The car came to a stop. The opposite passenger-side door opened and then Judd was sliding inside, his gun strapped to his back. “We have to do it now or they’ll track him through the PsyNet.” The other man’s eyes were a cold brown when he stripped off his own mask, but his hands careful as he touched the boy’s face. “Keenan, we have to cut the Net link.”

The boy stiffened, leaned into Dorian. “No.”

Dorian put an arm around his fragile, breakable body. “Be brave. Your mom wants you safe.”

Those astonishing eyes looked up at him. “Will you kill me?”

Dorian looked to Judd. “It gonna hurt?”

A slight nod.

Dorian held Keenan’s hand, the boy’s blood mixing with his own where he’d sliced open his palm. “It’ll hurt like a bitch, but then you’ll be okay.”

Keenan’s eyes widened at the vulgarity, exactly as Dorian had intended. In that moment of distraction, Judd closed his eyes. Dorian knew the Psy male was working furiously to unlock the child’s shields and get inside his mind—so he could cut Keenan’s link to the PsyNet, the psychic network that connected every Psy on the planet, but for the renegades. Bare seconds later, the boy screamed and it was a sound of such brutal suffering that Dorian almost killed Judd for it.

The sound cut off as abruptly as it had begun and Keenan slumped into Dorian’s arms, unconscious.

“Jesus,” Clay said from the front, merging onto a busy highway even as he spoke. “The kid okay?

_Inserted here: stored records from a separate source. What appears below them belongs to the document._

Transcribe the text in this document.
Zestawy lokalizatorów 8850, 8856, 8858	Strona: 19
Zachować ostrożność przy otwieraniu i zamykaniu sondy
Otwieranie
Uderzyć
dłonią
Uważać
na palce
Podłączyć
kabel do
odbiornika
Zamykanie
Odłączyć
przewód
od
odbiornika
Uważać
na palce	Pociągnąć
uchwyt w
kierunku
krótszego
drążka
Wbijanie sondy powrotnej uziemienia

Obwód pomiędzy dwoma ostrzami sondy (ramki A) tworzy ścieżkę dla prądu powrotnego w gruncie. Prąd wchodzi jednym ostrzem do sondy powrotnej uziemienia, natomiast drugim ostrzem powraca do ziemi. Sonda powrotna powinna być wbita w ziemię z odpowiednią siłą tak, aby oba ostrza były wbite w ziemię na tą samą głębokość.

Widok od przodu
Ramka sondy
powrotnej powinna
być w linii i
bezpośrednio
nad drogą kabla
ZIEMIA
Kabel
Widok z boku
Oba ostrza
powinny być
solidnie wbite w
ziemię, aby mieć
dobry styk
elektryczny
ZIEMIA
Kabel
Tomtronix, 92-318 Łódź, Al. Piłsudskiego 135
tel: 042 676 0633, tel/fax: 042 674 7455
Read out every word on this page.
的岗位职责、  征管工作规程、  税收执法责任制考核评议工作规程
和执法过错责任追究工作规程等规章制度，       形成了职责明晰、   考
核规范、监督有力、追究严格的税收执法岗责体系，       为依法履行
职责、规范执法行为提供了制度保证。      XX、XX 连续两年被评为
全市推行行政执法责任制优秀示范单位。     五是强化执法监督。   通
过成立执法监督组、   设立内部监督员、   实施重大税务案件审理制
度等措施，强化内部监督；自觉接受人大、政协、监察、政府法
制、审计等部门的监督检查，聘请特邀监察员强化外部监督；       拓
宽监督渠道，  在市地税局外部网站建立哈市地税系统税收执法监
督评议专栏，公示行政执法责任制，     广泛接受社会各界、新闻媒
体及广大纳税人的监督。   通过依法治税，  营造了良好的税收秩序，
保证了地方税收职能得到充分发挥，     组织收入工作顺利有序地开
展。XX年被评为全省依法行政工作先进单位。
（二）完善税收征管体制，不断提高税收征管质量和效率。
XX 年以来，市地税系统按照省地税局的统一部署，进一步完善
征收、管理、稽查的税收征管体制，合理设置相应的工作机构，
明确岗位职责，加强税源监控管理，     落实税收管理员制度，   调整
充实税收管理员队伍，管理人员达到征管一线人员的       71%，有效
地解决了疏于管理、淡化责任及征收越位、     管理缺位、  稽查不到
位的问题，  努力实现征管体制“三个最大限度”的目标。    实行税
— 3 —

Tally will kill me if we get a scratch on him.”

Dorian brushed back the boy’s hair. It was straight, unlike his mother’s curls. She’d had it tamed into a braid the one and only time he’d seen her—through the scope of his rifle—but he’d been able to tell. “He’s breathing.”

“Well”—Judd paused, white lines bracketing his mouth—“that was unexpected.”

“What?” Dorian took off his jacket and covered Keenan in its warmth.

“I was supposed to pull him into our familial net.” The other man rubbed absently at his temple, eyes on Keenan. “But he went . . . elsewhere. Since he’s not dead, I’m guessing he’s linked into DarkRiver’s secret network—the one I’m not supposed to know about.”

Dorian shook his head. “Impossible.” They all knew that Psy brains were different from changeling or human—Psy needed the biofeedback provided by a psychic network. Cut that off and death was close to instantaneous, the reason why defectors from the PsyNet were few and far between. Judd’s family had only just made it out by linking together to form the tiny LaurenNet.

Their psychic gifts meant they could manipulate that net and accept new members. But DarkRiver’s net, the Web of Stars, was different.